"That coup bid was aimed at destroying Turkish democracy, destroying rule of law, and unseating a legitimate government," Simsek told CNN in an interview with Richard Quest.
"Those who perpetrated coup attempt should face justice. Now so far, I think any country would uphold these standards," Simsek said, referring to comments by allies on whether Turkey handles the post-coup attempt actions in line with the law.
"Our friends, our allies, first, we want them to be sincere in their condemnation of the coup attempt, and then see how we handle it," Simsek said.
The deputy prime minister responsible for Turkey’s economy said a group of rogue officers, seeking to overthrow the elected government, attacked civilians and the parliament.
"And people ignore this!
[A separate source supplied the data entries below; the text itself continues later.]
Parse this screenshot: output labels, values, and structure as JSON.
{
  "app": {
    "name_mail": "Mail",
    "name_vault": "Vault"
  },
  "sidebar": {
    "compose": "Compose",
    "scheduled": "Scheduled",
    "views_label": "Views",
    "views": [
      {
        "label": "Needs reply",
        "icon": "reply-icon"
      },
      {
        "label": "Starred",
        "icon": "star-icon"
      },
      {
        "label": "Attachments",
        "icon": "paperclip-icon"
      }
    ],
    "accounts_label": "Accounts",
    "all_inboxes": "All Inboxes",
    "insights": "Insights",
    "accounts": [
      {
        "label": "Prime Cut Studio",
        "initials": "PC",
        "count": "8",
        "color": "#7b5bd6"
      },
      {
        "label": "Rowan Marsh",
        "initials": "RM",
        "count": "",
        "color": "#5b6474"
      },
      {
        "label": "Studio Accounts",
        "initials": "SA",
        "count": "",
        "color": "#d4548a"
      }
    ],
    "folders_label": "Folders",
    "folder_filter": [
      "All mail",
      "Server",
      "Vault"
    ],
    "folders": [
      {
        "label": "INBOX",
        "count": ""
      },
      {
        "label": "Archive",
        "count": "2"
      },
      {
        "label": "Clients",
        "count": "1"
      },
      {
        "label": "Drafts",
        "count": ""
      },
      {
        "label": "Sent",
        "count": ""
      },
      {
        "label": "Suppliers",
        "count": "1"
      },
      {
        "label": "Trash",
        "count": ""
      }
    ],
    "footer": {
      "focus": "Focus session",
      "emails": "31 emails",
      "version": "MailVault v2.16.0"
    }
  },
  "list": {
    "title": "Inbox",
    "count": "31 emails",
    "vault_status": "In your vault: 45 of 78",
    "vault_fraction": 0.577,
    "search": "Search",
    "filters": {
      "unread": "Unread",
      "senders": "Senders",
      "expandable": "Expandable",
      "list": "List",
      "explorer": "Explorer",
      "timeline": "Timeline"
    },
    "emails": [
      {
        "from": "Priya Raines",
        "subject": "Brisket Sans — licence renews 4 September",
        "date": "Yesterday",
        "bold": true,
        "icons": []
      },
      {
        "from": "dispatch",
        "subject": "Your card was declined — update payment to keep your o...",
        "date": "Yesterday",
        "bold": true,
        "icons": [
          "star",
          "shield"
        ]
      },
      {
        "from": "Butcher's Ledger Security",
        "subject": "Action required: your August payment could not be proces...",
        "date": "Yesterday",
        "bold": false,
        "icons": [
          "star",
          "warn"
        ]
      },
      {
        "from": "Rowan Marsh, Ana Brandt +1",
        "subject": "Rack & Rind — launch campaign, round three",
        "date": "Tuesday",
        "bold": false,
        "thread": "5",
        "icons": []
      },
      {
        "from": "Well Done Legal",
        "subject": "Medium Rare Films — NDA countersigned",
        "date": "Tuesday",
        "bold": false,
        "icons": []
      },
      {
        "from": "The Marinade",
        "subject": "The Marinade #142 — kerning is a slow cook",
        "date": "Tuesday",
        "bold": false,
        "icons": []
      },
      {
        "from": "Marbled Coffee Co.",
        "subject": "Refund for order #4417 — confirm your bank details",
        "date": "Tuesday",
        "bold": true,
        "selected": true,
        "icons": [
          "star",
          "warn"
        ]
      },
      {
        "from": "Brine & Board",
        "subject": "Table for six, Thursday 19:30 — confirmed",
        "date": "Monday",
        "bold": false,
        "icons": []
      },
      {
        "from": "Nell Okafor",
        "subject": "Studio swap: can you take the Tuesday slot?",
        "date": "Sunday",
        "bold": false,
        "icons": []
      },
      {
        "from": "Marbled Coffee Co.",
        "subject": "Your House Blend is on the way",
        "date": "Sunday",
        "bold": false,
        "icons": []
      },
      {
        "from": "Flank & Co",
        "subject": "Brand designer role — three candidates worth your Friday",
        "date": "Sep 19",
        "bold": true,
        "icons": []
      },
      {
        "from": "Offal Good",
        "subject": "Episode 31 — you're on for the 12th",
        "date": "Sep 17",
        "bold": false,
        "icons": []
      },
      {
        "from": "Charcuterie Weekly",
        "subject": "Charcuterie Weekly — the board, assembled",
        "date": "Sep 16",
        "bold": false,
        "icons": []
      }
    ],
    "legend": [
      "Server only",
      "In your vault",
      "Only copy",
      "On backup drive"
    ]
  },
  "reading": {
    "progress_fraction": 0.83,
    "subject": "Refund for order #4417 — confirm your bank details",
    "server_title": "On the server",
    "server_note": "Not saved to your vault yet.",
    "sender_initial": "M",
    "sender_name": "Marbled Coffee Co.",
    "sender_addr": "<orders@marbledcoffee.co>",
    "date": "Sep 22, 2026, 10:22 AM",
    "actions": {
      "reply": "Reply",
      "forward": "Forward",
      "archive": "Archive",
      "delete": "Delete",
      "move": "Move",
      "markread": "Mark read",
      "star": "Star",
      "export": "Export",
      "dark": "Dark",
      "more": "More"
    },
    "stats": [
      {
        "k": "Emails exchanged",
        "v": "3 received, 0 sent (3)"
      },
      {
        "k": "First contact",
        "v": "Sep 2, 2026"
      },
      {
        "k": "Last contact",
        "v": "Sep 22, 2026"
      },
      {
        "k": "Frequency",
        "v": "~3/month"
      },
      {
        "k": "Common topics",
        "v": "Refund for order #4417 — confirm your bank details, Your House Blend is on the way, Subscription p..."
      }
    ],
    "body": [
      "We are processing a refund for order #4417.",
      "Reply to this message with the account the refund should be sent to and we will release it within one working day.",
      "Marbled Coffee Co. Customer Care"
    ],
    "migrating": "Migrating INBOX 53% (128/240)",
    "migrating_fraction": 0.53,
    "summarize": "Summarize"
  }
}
Imagine, within US army, rogue elements attacking on White House, attacking Congress, attacking FBI. How would you respond?" Simsek asked.
The deadly coup attempt martyred more than 230 people and nearly 2,200 others were injured.
The government has repeatedly said the coup attempt was organized by U.S.-based preacher Fetullah Gulen and his Fetullah Terrorist Organization, known as FETO.
Gulen is also accused of a long-running campaign to overthrow the state through the infiltration of Turkish institutions, particularly the military, police, and judiciary, forming what is commonly known as the parallel state.
Turkey declared a state of emergency on July 20 after a group of rogue military officers were defeated in their coup attempt.
During a state of emergency, the Cabinet has the right to issue statutory decrees under the president of the republic without regard to routine procedures and restrictions in Article 91 of the Constitution.